Monday, October 22, 2012


In a recent conversation with a teenager, I was informed (as I already knew) "Facebook is all lies."  I would temper that--it isn't all lies, but there are a lot of lies--especially, though not exclusively, among younger people.

Put a bit more diplomatically, Facebook is about branding.  Everyone has a brand now.

Recently Terri Gross interviewed Sherry Turkle, author of "Alone Together."  Turkle is a clinical psychologist who asked teenagers and adults why they prefer to hold conversations over text-messaging, email, and other social networking instead of face to face, or at least, voice to voice conversations.  The most popular answer was that in face to face conversation you can't as easily control what you are going to say and what will happen.   Turkle's argument is that the avoidance of face to face conversations keeps us from practicing nonverbal communication that occurs face to face.  She believes that in the natural reading of non-verbal cues we are actually connecting with people on an emotional level beyond words.  In lacking this type of communication, she believes that we can connect with people all we want through technology and yet feel all alone because we are not having this level of emotional connection.

I would take her thoughts a step further.  If we like technological communication and social networking because we can control what we say, then we have ceased to have truthful relationships.  We only have relationships based on the carefully controlled representations of ourselves which are often related to the truth but it is a truth carefully shaped into the image we most prefer (or, you might say our relationships are based on what Steven Colbert called, "truthiness.")  It is like what companies do when they carefully create and market their "brand."  Recently PBS has complained about the use of Big Bird in politics.  Why?  It harms the brand... Big Bird is not political.

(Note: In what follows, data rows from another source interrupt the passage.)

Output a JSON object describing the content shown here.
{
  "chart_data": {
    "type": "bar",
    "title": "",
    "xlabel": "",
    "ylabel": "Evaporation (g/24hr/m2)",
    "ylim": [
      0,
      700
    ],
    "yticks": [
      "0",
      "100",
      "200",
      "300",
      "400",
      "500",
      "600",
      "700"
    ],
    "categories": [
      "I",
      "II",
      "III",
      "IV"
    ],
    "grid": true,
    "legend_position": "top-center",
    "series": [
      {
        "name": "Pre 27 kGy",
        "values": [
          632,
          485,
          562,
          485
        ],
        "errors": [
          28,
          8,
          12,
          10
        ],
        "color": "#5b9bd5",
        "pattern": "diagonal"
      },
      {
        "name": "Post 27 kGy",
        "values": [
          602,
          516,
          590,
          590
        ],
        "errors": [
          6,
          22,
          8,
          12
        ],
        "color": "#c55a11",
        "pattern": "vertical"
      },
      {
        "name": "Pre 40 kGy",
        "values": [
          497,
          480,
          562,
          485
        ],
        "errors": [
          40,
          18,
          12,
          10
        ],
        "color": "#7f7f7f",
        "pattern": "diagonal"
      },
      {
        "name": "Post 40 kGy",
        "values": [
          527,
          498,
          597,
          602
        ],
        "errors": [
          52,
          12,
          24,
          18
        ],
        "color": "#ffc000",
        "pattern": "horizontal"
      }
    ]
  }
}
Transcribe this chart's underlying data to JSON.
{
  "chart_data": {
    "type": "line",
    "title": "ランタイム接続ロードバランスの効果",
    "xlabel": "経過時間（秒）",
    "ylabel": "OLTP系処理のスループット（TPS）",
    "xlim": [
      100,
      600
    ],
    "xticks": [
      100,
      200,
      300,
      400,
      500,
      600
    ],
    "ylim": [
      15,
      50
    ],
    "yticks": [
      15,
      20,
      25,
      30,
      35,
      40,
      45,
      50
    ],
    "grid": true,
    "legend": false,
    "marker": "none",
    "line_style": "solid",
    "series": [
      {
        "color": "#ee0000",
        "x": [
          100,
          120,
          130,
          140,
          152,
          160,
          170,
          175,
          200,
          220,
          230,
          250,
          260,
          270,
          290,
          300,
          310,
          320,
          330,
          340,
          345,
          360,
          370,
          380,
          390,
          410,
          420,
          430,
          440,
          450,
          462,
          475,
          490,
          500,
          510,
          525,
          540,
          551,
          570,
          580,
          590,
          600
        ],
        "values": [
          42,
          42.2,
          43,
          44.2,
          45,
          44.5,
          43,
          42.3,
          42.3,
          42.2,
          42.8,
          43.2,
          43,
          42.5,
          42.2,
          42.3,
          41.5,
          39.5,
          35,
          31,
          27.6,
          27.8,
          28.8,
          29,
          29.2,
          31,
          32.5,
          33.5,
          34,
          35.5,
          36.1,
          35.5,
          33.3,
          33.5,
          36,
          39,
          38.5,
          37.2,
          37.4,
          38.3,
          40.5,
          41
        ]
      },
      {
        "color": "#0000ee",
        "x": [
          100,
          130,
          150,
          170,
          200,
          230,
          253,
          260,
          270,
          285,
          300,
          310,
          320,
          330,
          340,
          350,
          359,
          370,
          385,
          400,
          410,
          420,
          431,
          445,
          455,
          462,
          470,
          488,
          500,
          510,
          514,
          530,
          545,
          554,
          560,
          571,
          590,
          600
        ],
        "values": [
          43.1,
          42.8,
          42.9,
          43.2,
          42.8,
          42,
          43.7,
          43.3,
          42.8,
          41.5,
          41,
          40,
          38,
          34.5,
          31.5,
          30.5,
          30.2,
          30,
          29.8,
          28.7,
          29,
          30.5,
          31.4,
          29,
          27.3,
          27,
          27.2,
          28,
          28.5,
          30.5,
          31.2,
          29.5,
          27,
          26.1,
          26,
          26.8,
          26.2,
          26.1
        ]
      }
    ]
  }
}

But as Christians, our Lord, who came to set captives free, told us that the truth would do just that--set us free.  Many of the challenges that we have with each other are due to our fear of truth and our preference for truthiness. If you and I are not only entitled to differing opinions but also differing truths then we no longer have authentic relationships--we are simply "Alone Together."

Tonight during the final presidential debate, and we will hear again competing claims as to what is and is not true.  Notice it is not limited to competing claims about how best to respond to a shared sense of what is true--we will hear competing claims as to what is actually true.  Even if there is a shared truth--both sides will shape that shared truth in such a way that it best fits their party's "brand."

It is bad enough that this happens in our politics, let us not allow it to happen to ourselves in this new world of technology.  Integrity, honesty, humility and faithfulness remain important to us regardless of what mediums we use to interact with each other.

How do you use social networking?  Do you carefully craft your brand?  Do you carelessly say things you wouldn't otherwise say?  Do you avoid it, or can you not live without it?  How can/do you use it to further the truth which will set us free?


  1. I try to use online social networking for a "fun" way to connect.

    I do watch what I say when posting. I use texting for exactly how you mentioned...fear of truth, fear of being judged, fear of being "open" about my feelings.

    I think sometimes my words comeout before my brain has time to process. Seeing my words in print sometimes help to put it in perspective.

    1. You make a great point that taking the time to think through what we say is not a bad practice. In fact, I recall James' teaching to be "slow to speak and quick to listen." Certainly we would all do best to think through our thoughts...

      I also wonder however, if we can lose something by being too careful. Perhaps a little imperfection met with grace in conversation would be a holy experience as well!

    2. People hurt too easily. Words sting. Where is the grace and holiness in that? I've thought many times about telling friends/family how I honestly feel, but don't because I know there is no winner at the end of that conversation. My true honesty is only with God.

    3. People do hurt easily. Truth should always be spoken in love, but I do wonder if when we hide "truth" in the name of love if we fail to capture the fullness of love. Without a doubt patience and forgiveness are necessary for truthful conversation, but I'm not sure where we are left without all of the above.

      The reason we can be completely as we are before God is that our God is holy, righteous, forgiving, and ultimately loving. I also struggle with the reality that this loving God came to us not only so we could be honest and righteous before God, but also that we could be honest and righteous in our relationships with each other.